US 11,712,460 B2
Methods of treating chronic disorders with complement inhibitors
Cedric Francois, Prospect, KY (US); and Pascal Deschatelets, West Newton, MA (US)
Assigned to Apellis Pharmaceuticals, Inc., Waltham, MA (US)
Filed by Apellis Pharmaceuticals, Inc., Waltham, MA (US)
Filed on Apr. 20, 2021, as Appl. No. 17/235,281.
Application 17/235,281 is a division of application No. 16/714,252, filed on Dec. 13, 2019, granted, now 11,013,782.
Application 16/714,252 is a division of application No. 16/023,383, filed on Jun. 29, 2018, abandoned.

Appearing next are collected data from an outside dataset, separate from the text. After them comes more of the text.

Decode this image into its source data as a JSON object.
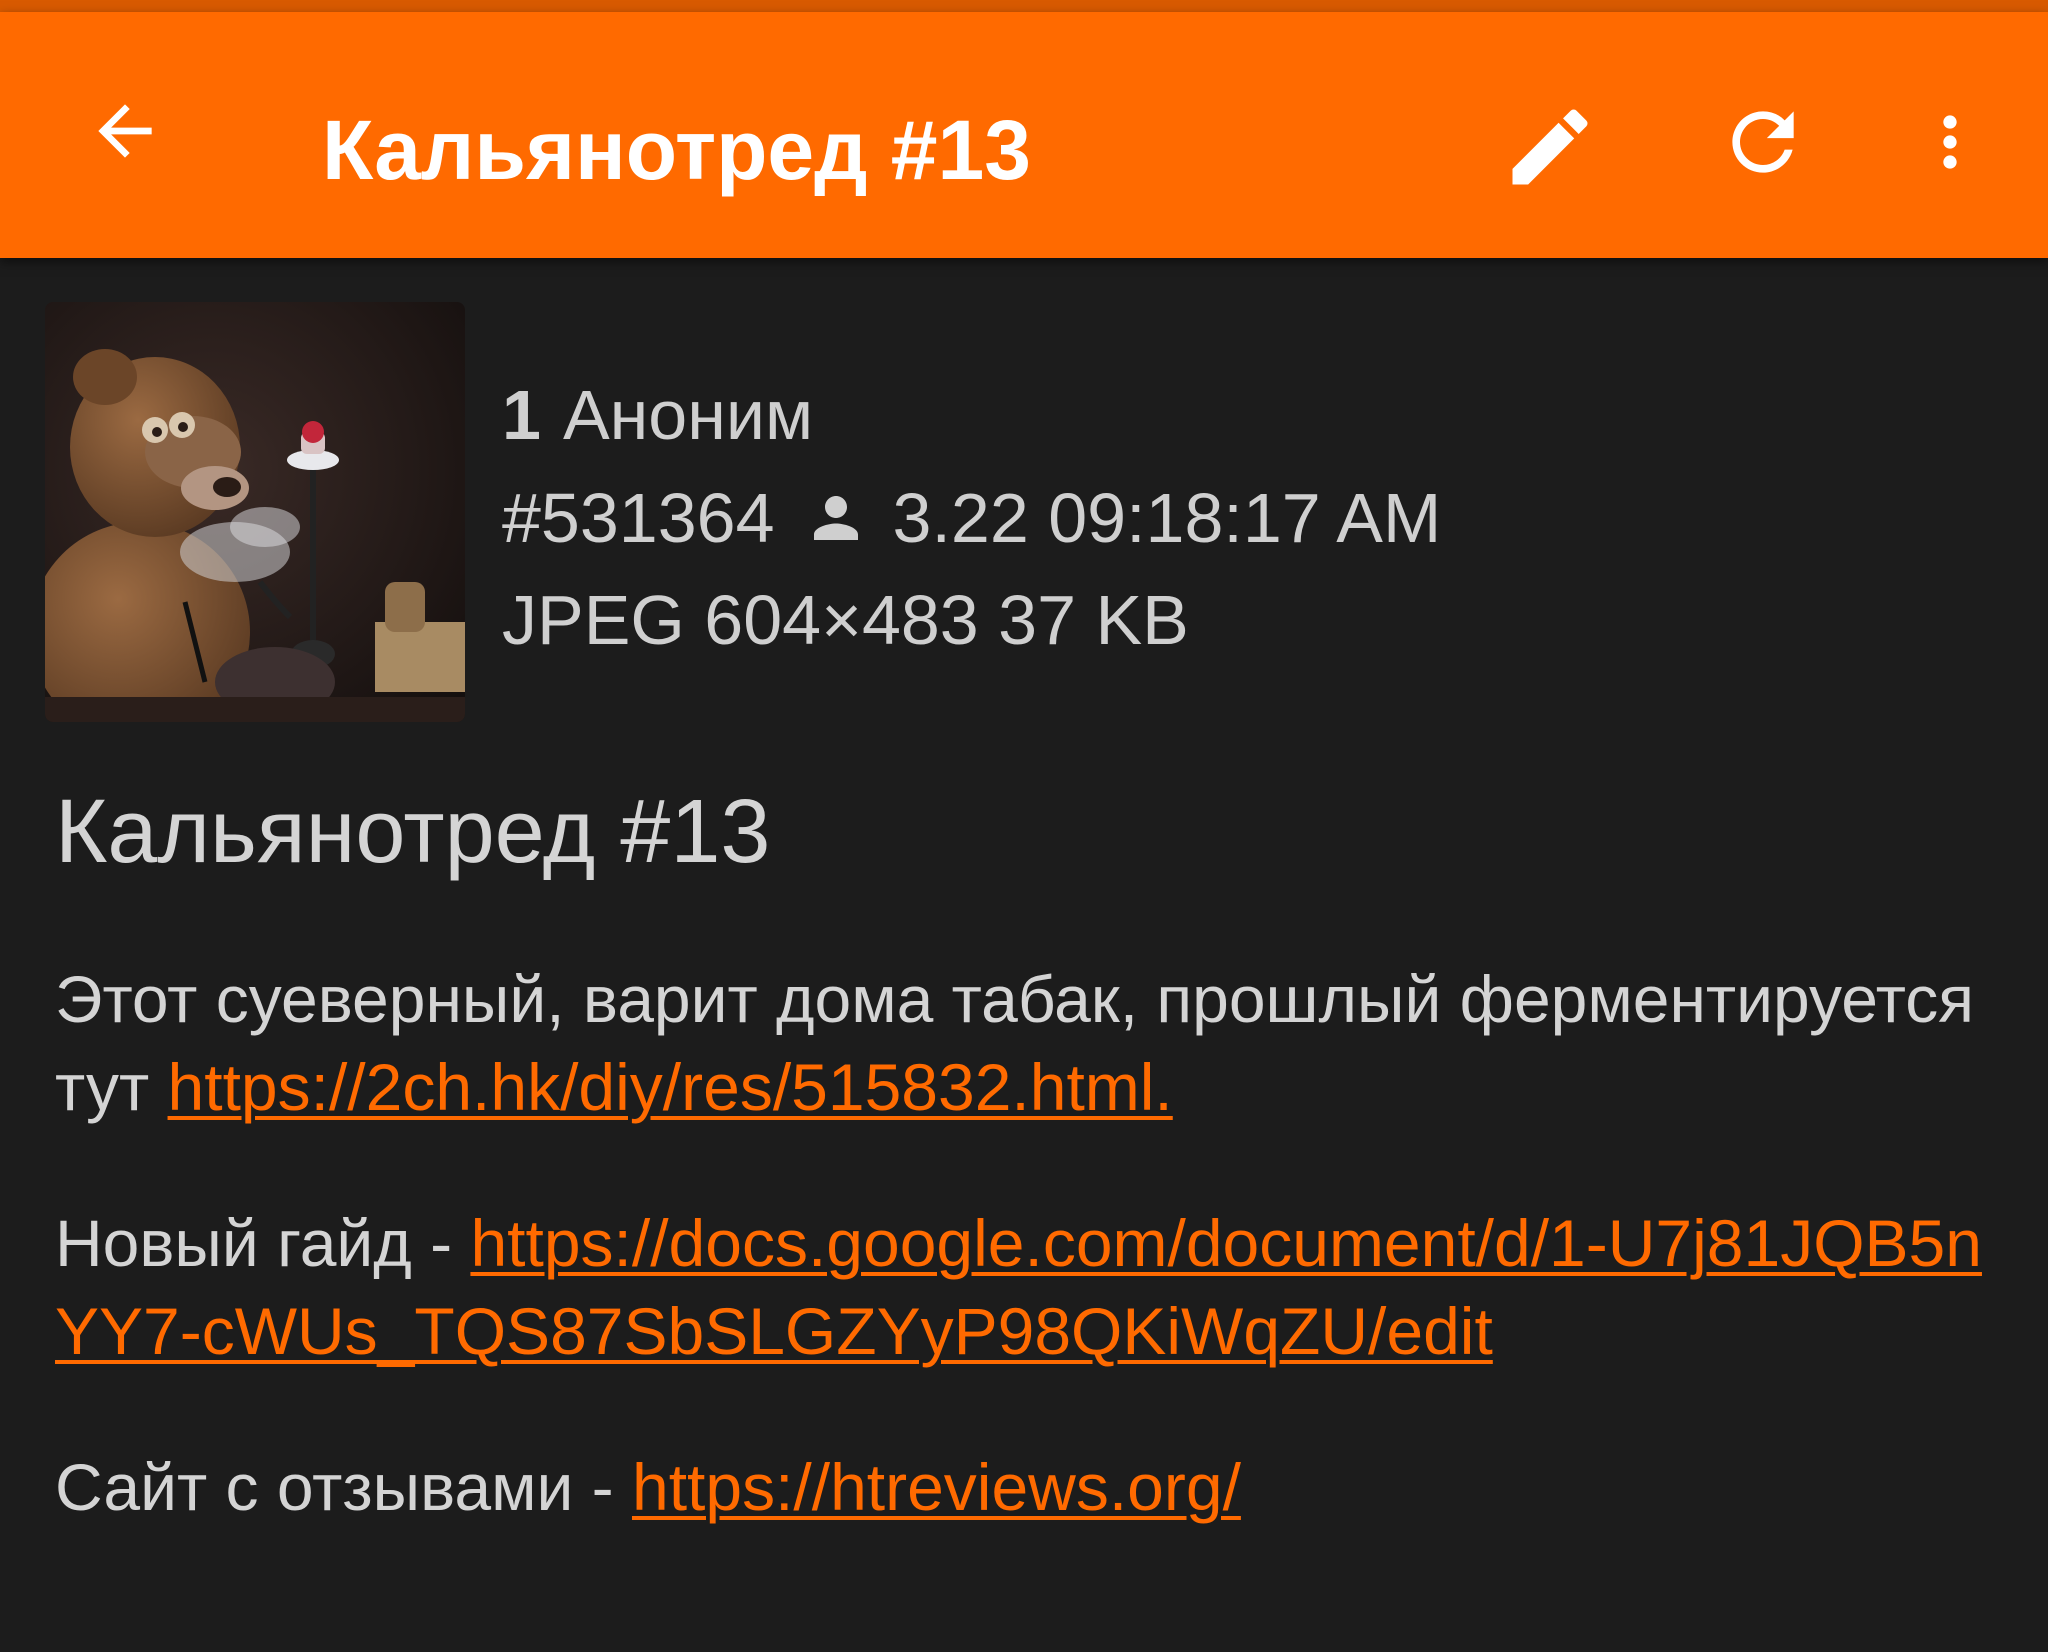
{
  "toolbar": {
    "title": "Кальянотред #13",
    "back_icon": "arrow-left-icon",
    "edit_icon": "pencil-icon",
    "refresh_icon": "refresh-icon",
    "more_icon": "more-vert-icon",
    "color": "#ff6a00"
  },
  "post": {
    "number": "1",
    "author": "Аноним",
    "id": "#531364",
    "author_icon": "person-icon",
    "datetime": "3.22 09:18:17 AM",
    "file_info": "JPEG 604×483 37 KB",
    "subject": "Кальянотред #13",
    "paragraphs": {
      "p1_text": "Этот суеверный, варит дома табак, прошлый ферментируется тут ",
      "p1_link": "https://2ch.hk/diy/res/515832.html.",
      "p2_text": "Новый гайд - ",
      "p2_link": "https://docs.google.com/document/d/1-U7j81JQB5nYY7-cWUs_TQS87SbSLGZYyP98QKiWqZU/edit",
      "p3_text": "Сайт с отзывами - ",
      "p3_link": "https://htreviews.org/"
    }
  },
  "colors": {
    "accent": "#ff6a00",
    "background": "#1c1c1c",
    "text": "#d4d4d4"
  }
}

Application 16/023,383 is a division of application No. 14/128,447, granted, now 10,039,802, issued on Aug. 7, 2018, previously published as PCT/US2012/043845, filed on Jun. 22, 2012.
Claims priority of provisional application 61/499,895, filed on Jun. 22, 2011.

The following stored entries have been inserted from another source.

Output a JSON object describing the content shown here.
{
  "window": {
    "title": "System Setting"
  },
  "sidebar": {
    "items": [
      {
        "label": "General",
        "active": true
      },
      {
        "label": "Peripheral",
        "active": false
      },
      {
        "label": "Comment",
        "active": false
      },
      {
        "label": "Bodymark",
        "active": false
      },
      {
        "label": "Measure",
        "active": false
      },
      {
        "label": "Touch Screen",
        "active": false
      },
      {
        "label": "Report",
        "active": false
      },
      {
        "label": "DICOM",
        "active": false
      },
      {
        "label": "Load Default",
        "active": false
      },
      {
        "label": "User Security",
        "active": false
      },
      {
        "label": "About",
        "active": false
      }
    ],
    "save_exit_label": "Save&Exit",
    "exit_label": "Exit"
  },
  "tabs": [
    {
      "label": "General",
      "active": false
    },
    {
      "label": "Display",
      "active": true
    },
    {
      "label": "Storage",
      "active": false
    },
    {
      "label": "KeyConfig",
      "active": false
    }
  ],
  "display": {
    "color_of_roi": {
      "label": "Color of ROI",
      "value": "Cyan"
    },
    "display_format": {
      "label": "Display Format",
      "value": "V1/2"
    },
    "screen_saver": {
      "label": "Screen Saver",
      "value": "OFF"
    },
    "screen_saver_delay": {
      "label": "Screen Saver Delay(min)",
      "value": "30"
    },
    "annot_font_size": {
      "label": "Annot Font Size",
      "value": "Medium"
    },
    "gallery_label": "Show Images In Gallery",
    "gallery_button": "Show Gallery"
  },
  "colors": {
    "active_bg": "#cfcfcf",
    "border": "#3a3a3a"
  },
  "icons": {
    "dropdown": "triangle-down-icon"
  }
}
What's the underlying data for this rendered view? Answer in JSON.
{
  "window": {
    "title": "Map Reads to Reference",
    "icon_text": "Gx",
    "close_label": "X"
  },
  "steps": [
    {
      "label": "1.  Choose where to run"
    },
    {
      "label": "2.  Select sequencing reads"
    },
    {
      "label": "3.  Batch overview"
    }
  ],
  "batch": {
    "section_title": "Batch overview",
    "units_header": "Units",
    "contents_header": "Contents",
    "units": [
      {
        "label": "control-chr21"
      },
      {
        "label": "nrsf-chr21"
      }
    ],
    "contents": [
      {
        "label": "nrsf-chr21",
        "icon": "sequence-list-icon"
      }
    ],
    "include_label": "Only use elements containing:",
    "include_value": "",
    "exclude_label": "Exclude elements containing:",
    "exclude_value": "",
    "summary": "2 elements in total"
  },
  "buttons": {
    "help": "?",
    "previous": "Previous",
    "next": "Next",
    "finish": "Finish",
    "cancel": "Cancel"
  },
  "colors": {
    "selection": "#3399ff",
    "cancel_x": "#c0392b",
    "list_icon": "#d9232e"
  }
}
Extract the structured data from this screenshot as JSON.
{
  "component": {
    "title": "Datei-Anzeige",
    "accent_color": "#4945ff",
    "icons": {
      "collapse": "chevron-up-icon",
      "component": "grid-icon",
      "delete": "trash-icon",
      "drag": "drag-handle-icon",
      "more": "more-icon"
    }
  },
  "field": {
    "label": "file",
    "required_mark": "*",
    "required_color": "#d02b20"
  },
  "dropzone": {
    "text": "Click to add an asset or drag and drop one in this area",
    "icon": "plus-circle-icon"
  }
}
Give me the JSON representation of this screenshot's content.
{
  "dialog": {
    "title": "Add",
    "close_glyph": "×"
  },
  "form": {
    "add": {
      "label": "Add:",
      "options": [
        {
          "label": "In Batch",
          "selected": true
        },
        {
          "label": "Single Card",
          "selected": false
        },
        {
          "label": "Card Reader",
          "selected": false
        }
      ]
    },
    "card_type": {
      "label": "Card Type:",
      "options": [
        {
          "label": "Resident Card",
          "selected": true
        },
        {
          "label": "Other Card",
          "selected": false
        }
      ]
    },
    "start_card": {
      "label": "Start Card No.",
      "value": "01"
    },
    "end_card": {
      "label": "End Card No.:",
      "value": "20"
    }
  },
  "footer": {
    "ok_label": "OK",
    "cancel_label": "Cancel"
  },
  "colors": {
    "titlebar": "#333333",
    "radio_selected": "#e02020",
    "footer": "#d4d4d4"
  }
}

Prior Publication US 2022/0040254 A1, Feb. 10, 2022
Int. Cl. A61K 31/7088 (2006.01); A61K 31/7105 (2006.01); A61K 38/48 (2006.01); A61K 38/12 (2006.01); A61K 38/10 (2006.01); A61B 5/145 (2006.01); G01N 33/68 (2006.01); A61K 39/395 (2006.01); A61B 5/00 (2006.01)
CPC A61K 38/12 (2013.01) [A61B 5/14546 (2013.01); A61B 5/414 (2013.01); A61K 31/7088 (2013.01); A61K 31/7105 (2013.01); A61K 38/10 (2013.01); A61K 38/48 (2013.01); A61K 39/3955 (2013.01); G01N 33/6869 (2013.01); G01N 33/6884 (2013.01); G01N 2800/12 (2013.01); G01N 2800/122 (2013.01); G01N 2800/14 (2013.01); G01N 2800/24 (2013.01)] 19 Claims
 
1. A method of treating a subject in need of treatment for a chronic respiratory disorder or other chronic complement-mediated disorder, the method comprising administering multiple doses of a complement inhibitor to the subject by an intravenous, intramuscular, subcutaneous, or respiratory route according to a dosing schedule in which successive doses are administered on average (i) at least 3 weeks after the plasma concentration of the complement inhibitor decreases to no more than 10% of the maximum plasma concentration that was reached after the previous dose; (ii) at intervals such that the subject's complement activation capacity is at least 50% of baseline for on average at least 3 weeks between doses; or (iii) at intervals at least equal to 10 times the terminal plasma half-life of the complement inhibitor when administered by the same route; and
wherein the complement inhibitor comprises a nucleic acid.